All The Times Women Were Robbed Of Awards They Deserved At The 2018 Grammys
Lorde, SZA and Kesha deserved better.
The 60th Annual Grammy Awards have just wrapped and it looks like The Recording Academy wasn’t CC’d on the diversity memo sent to the Oscars.
The clearest story out of this year’s ceremony is the appallingly low number of women to be recognised for their work. The results have already kickstarted a discussion about structural inequality across the music industry and within The Recording Academy, the organisation that hosts the awards.
The Grammy’s failure to take gender equality seriously was already on show before the first award had even been handed out. This morning Variety reported that Lorde was the only Album of the Year nominee to not be offered a solo performance during the music industry’s night of nights.
According to the report Lorde was offered the opportunity to perform a tribute to Tom Petty, alongside other acts, but turned it down. All the other Album of the Year finalists were offered solo performances.
Lorde’s mum, Sonja Yelich, tweeted a story about the lack of gender diversity at the Grammy’s, with the caption “this says it all”, which people are interpreting as evidence supporting the Variety report.
— Sonja Yelich (@sonjayelich1) January 26, 2018
13 of 18 people on the Grammy board of directors are men. Its chairman, vice chair and CEO are all men. All 6 performers at the big citi pre-Grammy nominee events this week are men. Lorde was nominated for album of the year at the age of 20 and was not even invited to perform. pic.twitter.com/kGxGmh9rIs
— Jacob Bernstein (@BernsteinJacob) January 29, 2018
Only Two Women Performers Won Awards
When the Grammy nominations were announced the general consensus was that The Recording Industry had responded to criticism around a lack of gender and racial diversity. This year’s Album of the Year field, for example, had no white men. But greater diversity in nominees doesn’t necessarily translate to diversity in who picks up an award, as we learnt today.
Before we get into the details it’s worth acknowledging that the bar for gender diversity at the Grammys is depressingly low. A recent study found that over the last 5 years over 90 percent of the nominees were men. However, even with a pathetically low bar, the Grammys still failed to make much headway.
Women were nominated in most categories this year, but only two awards went to female performers. Alessia Cara picked up the award for Best New Artist, fending off SZA, Julia Michaels, Khalid and Lil Uzi Vert, and Shakira won in the Best Latin Pop Album category.

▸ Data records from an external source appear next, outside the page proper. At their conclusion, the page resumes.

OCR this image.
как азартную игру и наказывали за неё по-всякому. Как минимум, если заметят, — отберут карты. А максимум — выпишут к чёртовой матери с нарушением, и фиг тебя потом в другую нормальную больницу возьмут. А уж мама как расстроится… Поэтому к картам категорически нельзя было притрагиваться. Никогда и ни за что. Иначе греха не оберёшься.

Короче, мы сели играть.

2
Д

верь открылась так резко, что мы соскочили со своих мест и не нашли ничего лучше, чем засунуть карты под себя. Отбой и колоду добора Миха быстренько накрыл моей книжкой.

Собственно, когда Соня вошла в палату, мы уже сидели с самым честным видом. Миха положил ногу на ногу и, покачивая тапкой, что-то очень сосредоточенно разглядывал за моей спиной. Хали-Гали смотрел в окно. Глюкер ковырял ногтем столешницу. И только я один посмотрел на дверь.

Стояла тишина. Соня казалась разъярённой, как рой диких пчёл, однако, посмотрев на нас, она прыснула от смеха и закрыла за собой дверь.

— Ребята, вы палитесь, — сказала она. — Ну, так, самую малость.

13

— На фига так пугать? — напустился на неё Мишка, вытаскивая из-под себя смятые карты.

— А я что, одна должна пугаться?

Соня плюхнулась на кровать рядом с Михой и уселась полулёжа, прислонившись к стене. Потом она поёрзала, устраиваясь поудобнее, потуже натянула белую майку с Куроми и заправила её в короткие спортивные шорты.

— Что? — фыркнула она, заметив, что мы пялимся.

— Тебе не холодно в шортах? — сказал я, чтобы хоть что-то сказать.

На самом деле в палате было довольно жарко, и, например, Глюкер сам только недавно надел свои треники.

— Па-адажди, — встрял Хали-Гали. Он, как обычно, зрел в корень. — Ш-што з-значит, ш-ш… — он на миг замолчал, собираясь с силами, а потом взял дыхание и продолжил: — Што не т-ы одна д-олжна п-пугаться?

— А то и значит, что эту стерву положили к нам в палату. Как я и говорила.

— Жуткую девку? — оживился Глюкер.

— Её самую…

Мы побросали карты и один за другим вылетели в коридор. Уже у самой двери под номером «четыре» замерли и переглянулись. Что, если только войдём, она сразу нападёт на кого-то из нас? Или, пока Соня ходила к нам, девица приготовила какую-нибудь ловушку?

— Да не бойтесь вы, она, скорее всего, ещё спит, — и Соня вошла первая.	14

That was it. That was the sum total of women performers who won awards.
Despite being nominated for 5 awards SZA left the Grammys empty handed, which is outrageous on a number of levels.
SZA, the MOST nominated woman at the Grammys, did not win a single Grammy. pic.twitter.com/GgJaejbuaf
— Lex. (@ADitaway_) January 29, 2018
Cardi B, who had two nominations for her song ‘Bodak Yellow’, one of 2017’s most certifiable bangers, also failed to pick up any awards – though it’s a hard ask when you’re up against Kendrick Lamar.
Women Lost Out Even When They Dominated The Field
One of the most jarring moments came during the Best Pop Solo Performance award. Four of the five nominees were women, with Kelly Clarkson, Kesha, Lady Gaga and Pink vying for the award against the sole male nominee: Ed Sheeran. Guess who won? Yep… Ed Sheeran, who didn’t even bother showing up to the awards ceremony.
The decision seems like an even bigger misstep when you contrast it to Kesha’s powerful and emotional performance of ‘Praying‘, the song she was nominated for, at the ceremony.
Like we said, the bar has historically been pretty damn low at the Grammy’s. Despite their prestige (or perhaps because of it) they’re generally a rather dull affair, notorious for making huge, huge mistakes. Remember when Macklemore and Ryan Lewis took out Best Rap Album over Kendrick’s Good Kid, m.A.A.d City, one of the greatest albums ever produced?
Even though our expectations were low it still sucks to see incredible artists like Lorde, SZA and Kesha so glaringly overlooked. The only possible silver lining is that the bleak results might force a serious conversation about tackling the industry’s inherent biases and sorting out this mess.